Symptoms
Exchange ActiveSync (EAS) devices continue to synchronize after their
account has been disabled. Devices also connect using an old password,
after the password has been changed.
The main issue of concern is that if a user is terminated and just
their AD account is disabled, that once their AD account is disabled
it’s believed that the user is now stopped from being able to access
anything using Windows Authentication, such as Exchange). However, that
may not necessarily be true…especially with ActiveSync.
Why Does This Happen?
One of the main reasons is due to the way ActiveSync keeps a
connection open to the server to watch for new messages. That connection
has already authenticated and has been validated…so while the AD count
may be disabled, all Exchange knows is that the user HAD rights to the
mailbox and is continuing to use that connection. Eventually, the “life”
of that authentication expires and the user has to re-authenticate
(which is all done transparent to the user) and if the account was
disabled, the re-authentication will fail and the user will no longer be
able to sync. ActiveSync devices with their long heartbeat intervals
and token cache can still allow access up to 24 hours after an AD
account has been disabled.
We have two component involved which does the authentication viz F5 APM (Pre-authentication) and IIS authentication.
The main component/feature of IIS involved is User Token Caching
in IIS. Default is 15 mins, that means, if connection is made within 15
mins of last connection, the cached token information is reused instead
of checking with AD. It will take 8 to 24 hours for IIS to reset token
caching.
In F5 APM, expiration time for authenticated session is inactivity timeout which is 15 Minutes by default and maximum session timeout is 7 days by default which will force session to re-authenticate.
However, as DirectPush in ActiveSync maintains an open
connection to server, inactivity timeout on F5 never reaches and in IIS,
cached token will be re-used.
So even after AD account is disabled, user can still sync the emails
until maximum session timeout which is 7 days or when IIS
re-authenticates the request (after it resets cached token) which could
be around 8 to 24 hours.
Resolution
According to my study, there are two solutions that we can implement to resolve this scenarios.
1. Reduce Maximum Session timeout (F5 APM) to a less value like 15 min or 30 mins
2. Reduce token caching in IIS (Not recommended)
Reduce Maximum Session Timeout
We are using APM feature in F5 which pre-authenticates the session before traffic can be sent to Exchange servers.
In APM, two timeout settings are available
1. Inactivity Timeout
The Inactivity Timeout setting controls how long a client can
keep a live session without sending traffic. Timeout counter is updated
after session is updated or client sends traffic before timeout value is
reached. Once timeout value is reached, APM will terminate the session.
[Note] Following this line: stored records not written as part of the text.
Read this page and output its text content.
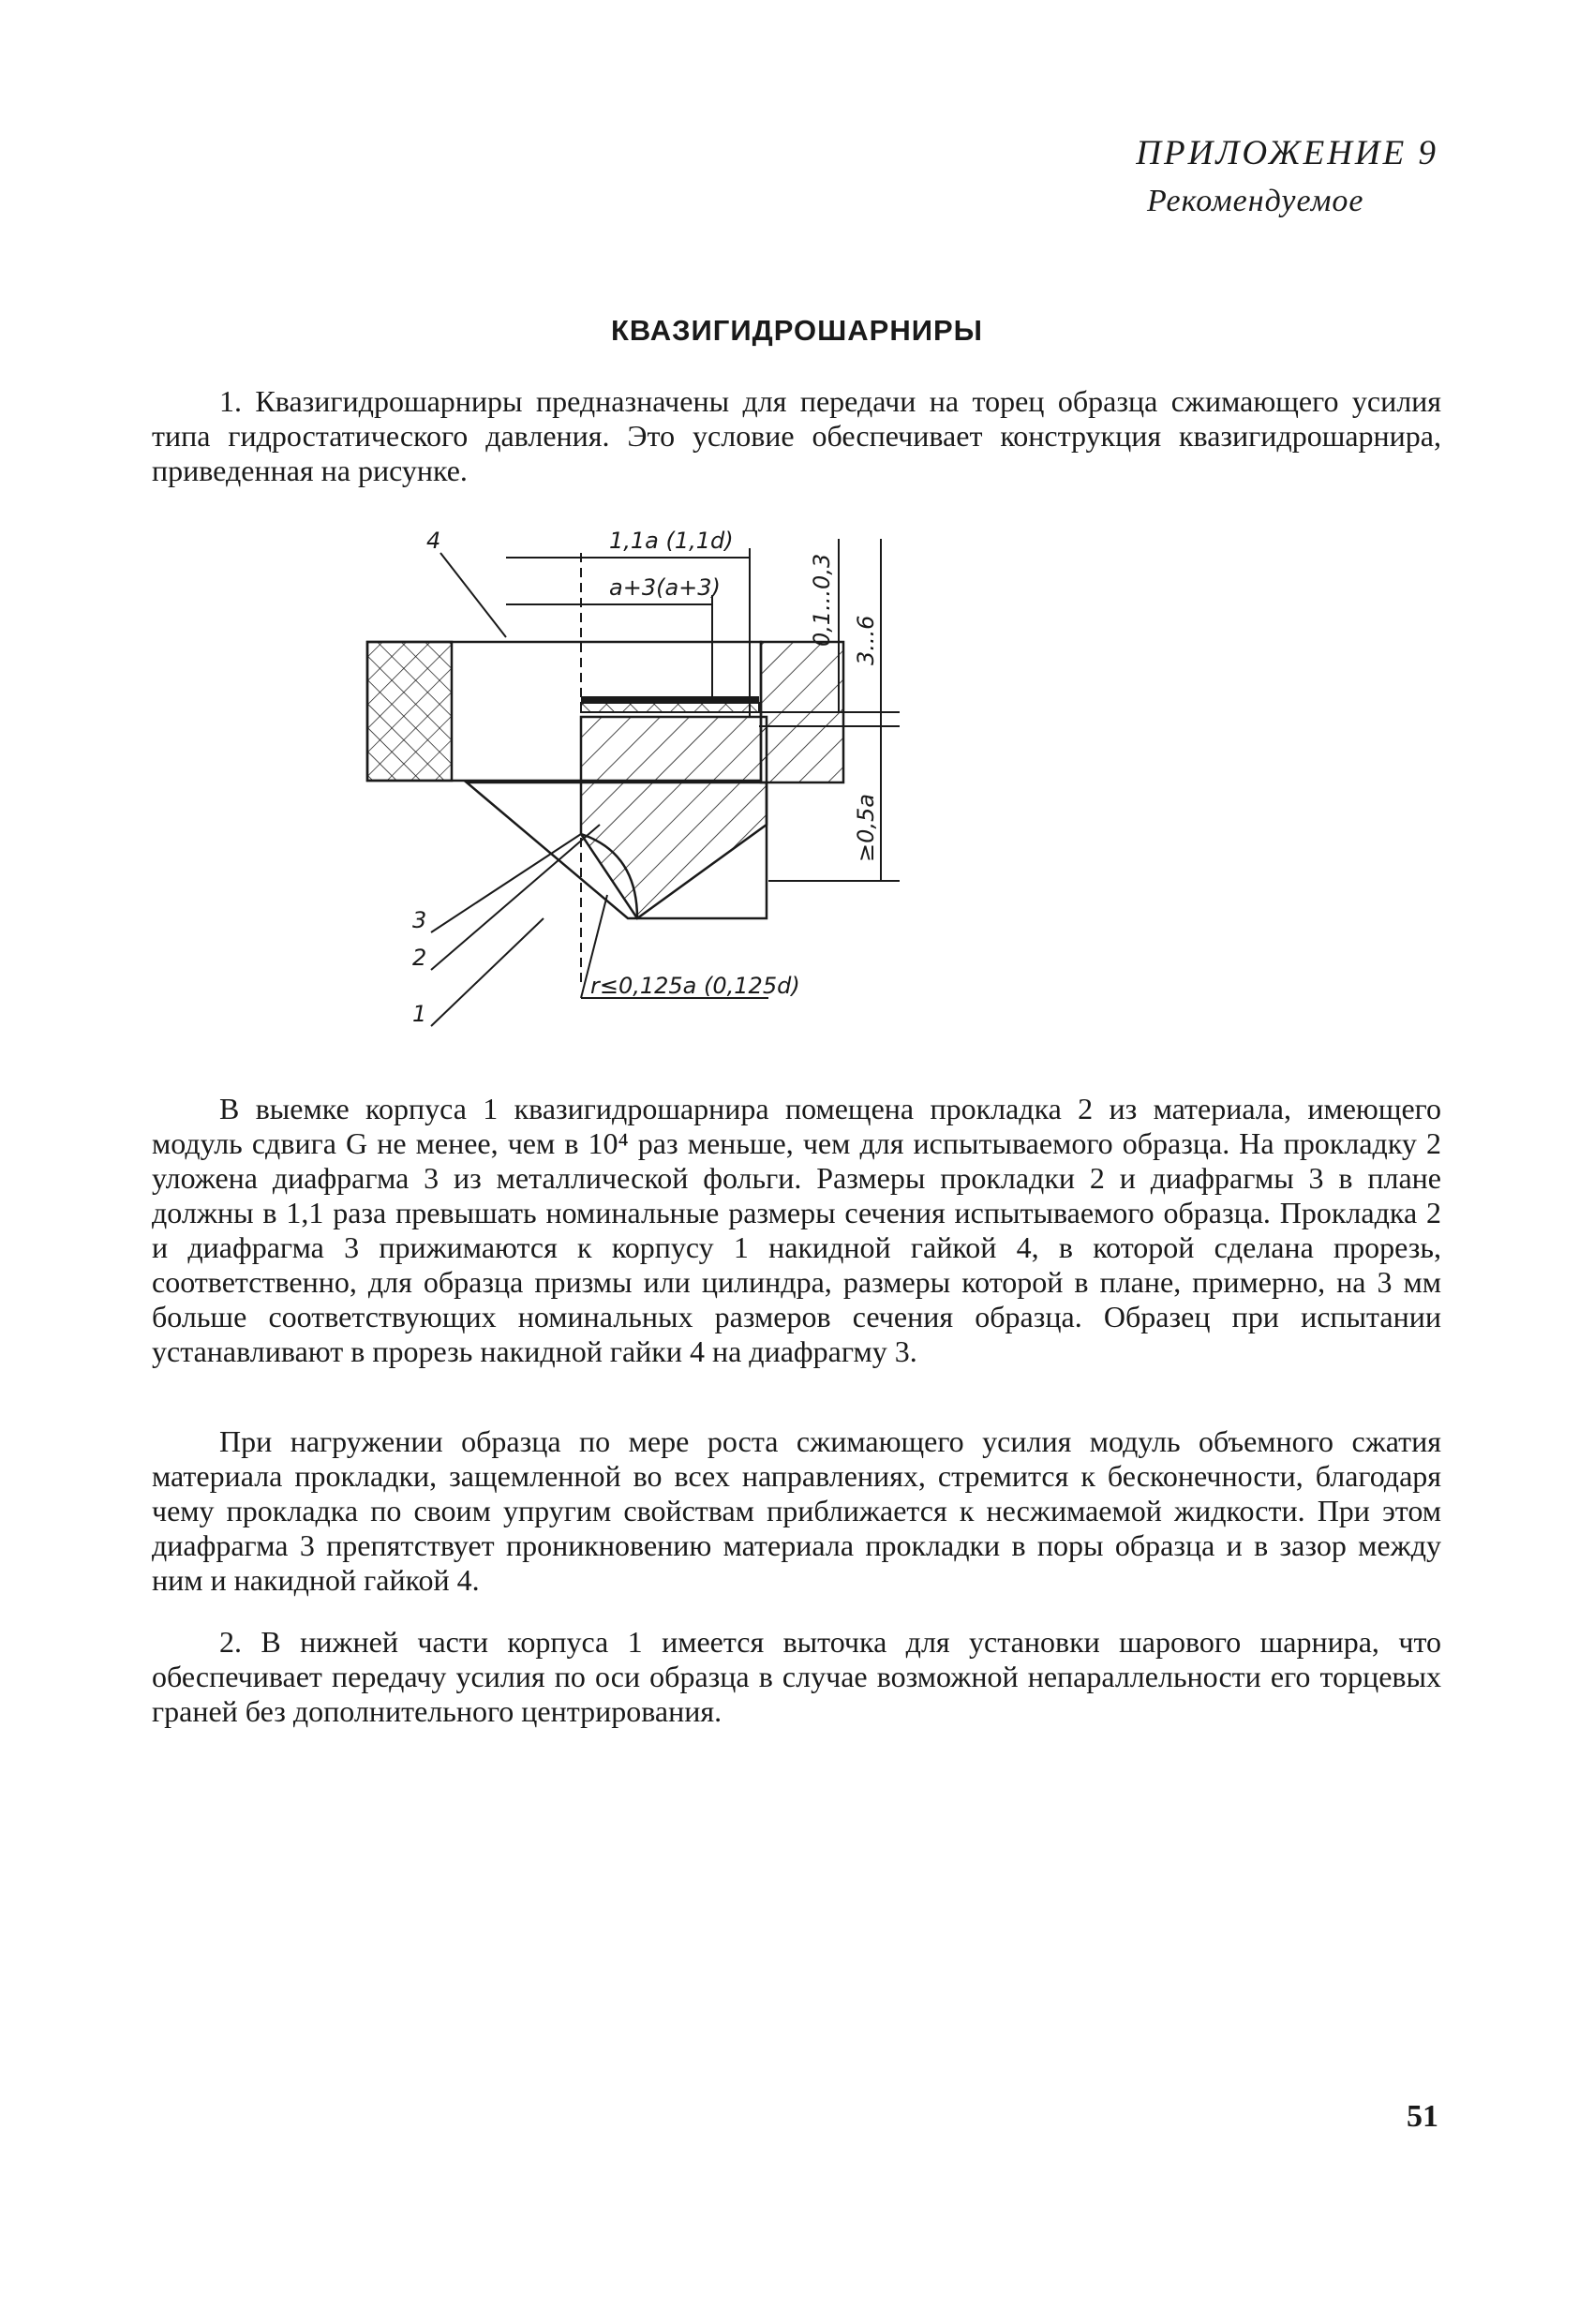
ПРИЛОЖЕНИЕ 9
Рекомендуемое
КВАЗИГИДРОШАРНИРЫ

1. Квазигидрошарниры предназначены для передачи на торец образца сжимающего усилия типа гидростатического давления. Это условие обеспечивает конструкция квазигидрошарнира, приведенная на рисунке.

1,1a (1,1d)
a+3(a+3)	0,1...0,3 3...6
≥0,5a
r≤0,125a (0,125d)
4
3
2
1

В выемке корпуса 1 квазигидрошарнира помещена прокладка 2 из материала, имеющего модуль сдвига G не менее, чем в 10⁴ раз меньше, чем для испытываемого образца. На прокладку 2 уложена диафрагма 3 из металлической фольги. Размеры прокладки 2 и диафрагмы 3 в плане должны в 1,1 раза превышать номинальные размеры сечения испытываемого образца. Прокладка 2 и диафрагма 3 прижимаются к корпусу 1 накидной гайкой 4, в которой сделана прорезь, соответственно, для образца призмы или цилиндра, размеры которой в плане, примерно, на 3 мм больше соответствующих номинальных размеров сечения образца. Образец при испытании устанавливают в прорезь накидной гайки 4 на диафрагму 3.

При нагружении образца по мере роста сжимающего усилия модуль объемного сжатия материала прокладки, защемленной во всех направлениях, стремится к бесконечности, благодаря чему прокладка по своим упругим свойствам приближается к несжимаемой жидкости. При этом диафрагма 3 препятствует проникновению материала прокладки в поры образца и в зазор между ним и накидной гайкой 4.

2. В нижней части корпуса 1 имеется выточка для установки шарового шарнира, что обеспечивает передачу усилия по оси образца в случае возможной непараллельности его торцевых граней без дополнительного центрирования.

51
For example, if user sje1 is connected and authenticated at ,
session’s start time will be current time and session’s expiration time
will be timeout value after start time. (In our case, timeout value is
selected as 15 mins as default)
The expiration value keeps updating as timeout counter of inactivity
timeout keeps updating itself after session is updated with client
traffic.
For ActiveSync devices, it keeps connection open with long their
heartbeat, resulting inactivity timeout will keep extending every second
by 15 mins.
So in nominal scenario, APM session will not be terminated until activeSync device is connected.
2. Maximum Session Timeout
The Maximum Session Timeout setting configures a limit on the
maximum amount of time a user’s session is active without needing to
reauthenticate. Default value is 7 days.
With default value, user’s session can be active maximum upto 7 days.
After 7 days, user’s session will be forcefully reauthenticated.
During my testing, I have setup this value to 12 mins. The main
difference that this value would be resulting is, it will set expiration
time for this session to 12 mins after start time.
After I setup this value to 12 mins, after every 12 mins, APM
forcefully reauthenticates all sessions. And if during this time, AD
account is disabled or AD account password is changed, at the expiration
time, APM will reauthenticates the session. If user account is
disabled, APM will deny the request for session and if password is
changed, new password needs to be updated on Activesync device.
Although reauthentication process is transparent to all other users, this will put some load on domain controllers.
Reduce token caching time in IIS
In IIS, we can reduce token caching.
But this means for every request within that period, IIS will authenticate the session with
Domain controllers. This is will put lot of load on Server and Domain
controller. This option will impact performance. This option is not recommended by microsoft.